Bring on the minor leaguers.
Some major league baseball owners have threatened to fill their rosters with fellows from the bushes next spring if the big league players are still on strike. I say, "Do it."
The striking players have said, in no uncertain terms, "Don't do it," with some of them even threatening to do bodily harm to replacement players. Instead of throwing baseballs at the hitters, he would "throw fists," said reliever John Franco, a noted enforcer in the New York Met clubhouse. And Met outfielder Bobby Bonilla, who usually reserves his threats for members of the media, hinted that any player who crossed a picket line might "end up in the East River."
That's swell talk, in the fine tradition of militant striker chest-thumping, and it agitated the owners into filing unfair labor practice charges against the two players as well as the players' union. Is it worth noting that Bonilla and Franco are the Mets' player representatives and are members of the union's executive board? Or that Franco would have made $4 million in salary last season if he hadn't lost three checks to the strike, and that Bonilla would have had to struggle by on $5.7 million, baseball's largest salary in 1994? Probably not.
If you're like me, you're sick of the whole thing. You don't care anymore about the details or issues of this longest baseball strike, except this: Last season was ruined by the dispute, and next season might be too. You tried to sympathize with grown men who were bitching about salary limitations and unfair servitude even though some of them individually were making more money in a season than your father, grandfather, great-grandfather and—jeez!—you, combined, have made in the past century.
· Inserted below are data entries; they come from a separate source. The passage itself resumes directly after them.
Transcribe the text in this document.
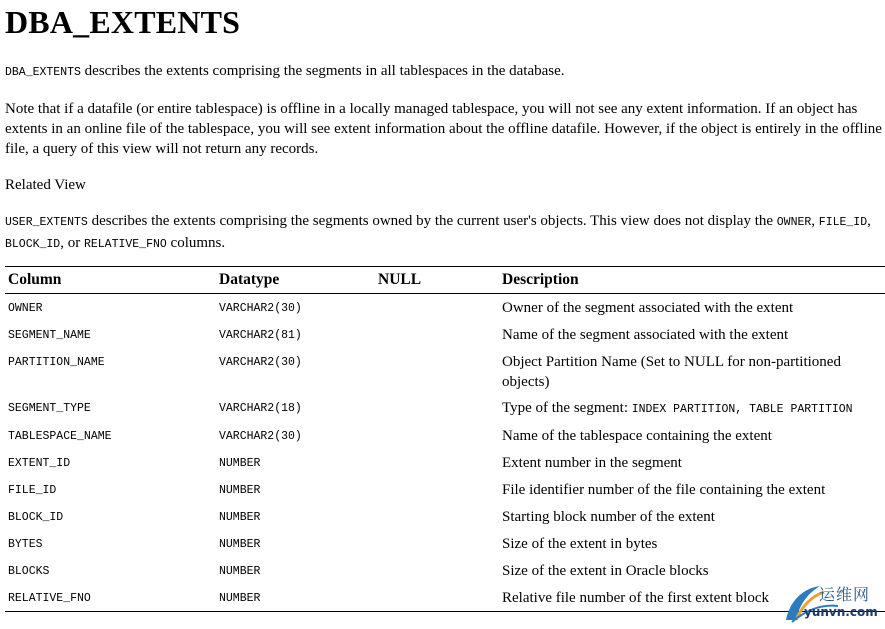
DBA_EXTENTS

DBA_EXTENTS describes the extents comprising the segments in all tablespaces in the database.

Note that if a datafile (or entire tablespace) is offline in a locally managed tablespace, you will not see any extent information. If an object has extents in an online file of the tablespace, you will see extent information about the offline datafile. However, if the object is entirely in the offline file, a query of this view will not return any records.

Related View

USER_EXTENTS describes the extents comprising the segments owned by the current user's objects. This view does not display the OWNER, FILE_ID, BLOCK_ID, or RELATIVE_FNO columns.

Column	Datatype	NULL	Description
OWNER	VARCHAR2(30)		Owner of the segment associated with the extent
SEGMENT_NAME	VARCHAR2(81)		Name of the segment associated with the extent
PARTITION_NAME	VARCHAR2(30)		Object Partition Name (Set to NULL for non-partitioned objects)
SEGMENT_TYPE	VARCHAR2(18)		Type of the segment: INDEX PARTITION, TABLE PARTITION
TABLESPACE_NAME	VARCHAR2(30)		Name of the tablespace containing the extent
EXTENT_ID	NUMBER		Extent number in the segment
FILE_ID	NUMBER		File identifier number of the file containing the extent
BLOCK_ID	NUMBER		Starting block number of the extent
BYTES	NUMBER		Size of the extent in bytes
BLOCKS	NUMBER		Size of the extent in Oracle blocks
RELATIVE_FNO	NUMBER		Relative file number of the first extent block	运维网
yunvn.com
And you completely lost it when World Series time came and all you saw on TV were Japanese guys raising their front foot high in the air and swinging for the fences.
No, the major league players have done nothing to win sympathy from us, the fans. They have been crude and haughty in portraying their plight and seemingly oblivious to the fact that our working lives aren't so peachy either. Moreover, they seem to have missed entirely the fact that this isn't a typical management-worker strike, the kind that naturally elicits public empathy for industrial laborers asked to do too much for too little by coldhearted bosses. In truth, major league players are not laborers at all. They are members of a new class of elite worker, which has sprung up during the information age and which includes people in a wide variety of occupations that rely heavily on expanding technology—architects, bankers, brokers, engineers, rock singers, scriptwriters, etc. Called the "new social elite" by the late cultural critic Christopher Lasch, this group includes just about anyone whose livelihood "rests not so much on the ownership of property as on the manipulation of information and professional expertise."
Sure, major leaguers swing bats and throw balls, but their real occupation is entertainment and their real job is to perform in front of skyboxes and television cameras. Corporate and TV dollars are the driving forces in big-time sports. Laborers? A major league player is to a drill-press operator what an alligator is to a newt. Bonilla is just Bill Cosby in pinstripes, only less funny.
Don't get me wrong—I'm not a fan of the owners, either. Just because you don't like the mongoose in a fight doesn't mean you like the snake. The owners are so stupid and avaricious, they can't figure out how to share their money with one another. They remind me of 28 little crumb-faced kids, all pointing at the one who ate the cookies.
But the owners have the ballparks, and at this point that's all I care about. Major leaguers live by the mantra, We are the game, but I'm not so sure. I think Wrigley Field and Fenway Park and Camden Yards and green grass and Cracker Jack and hot dogs and cold beer and snappy uniforms count for a whole lot too. Minor leaguers could come up and play next spring for the big league minimum of $109,000—the owners should then cut ticket prices in half—and I would be able to take my kids to see baseball. It would be a slightly inferior version of the game, but I would still know that most teams would win about half the time and that some fun would be had at the old ball yard.
I went to Wrigley for a game last season, and I watched the Chicago Cubs' Mark Grace ($4.4 million in 1994) go 1 for 4, getting a single. I watched a Boston Red Sox game on TV and saw Roger Clemens ($5.2 million) lose big. I think a few minor leaguers could do the same things. I'm sure there are some guys in the minors who are stars in waiting, too. Let's see them.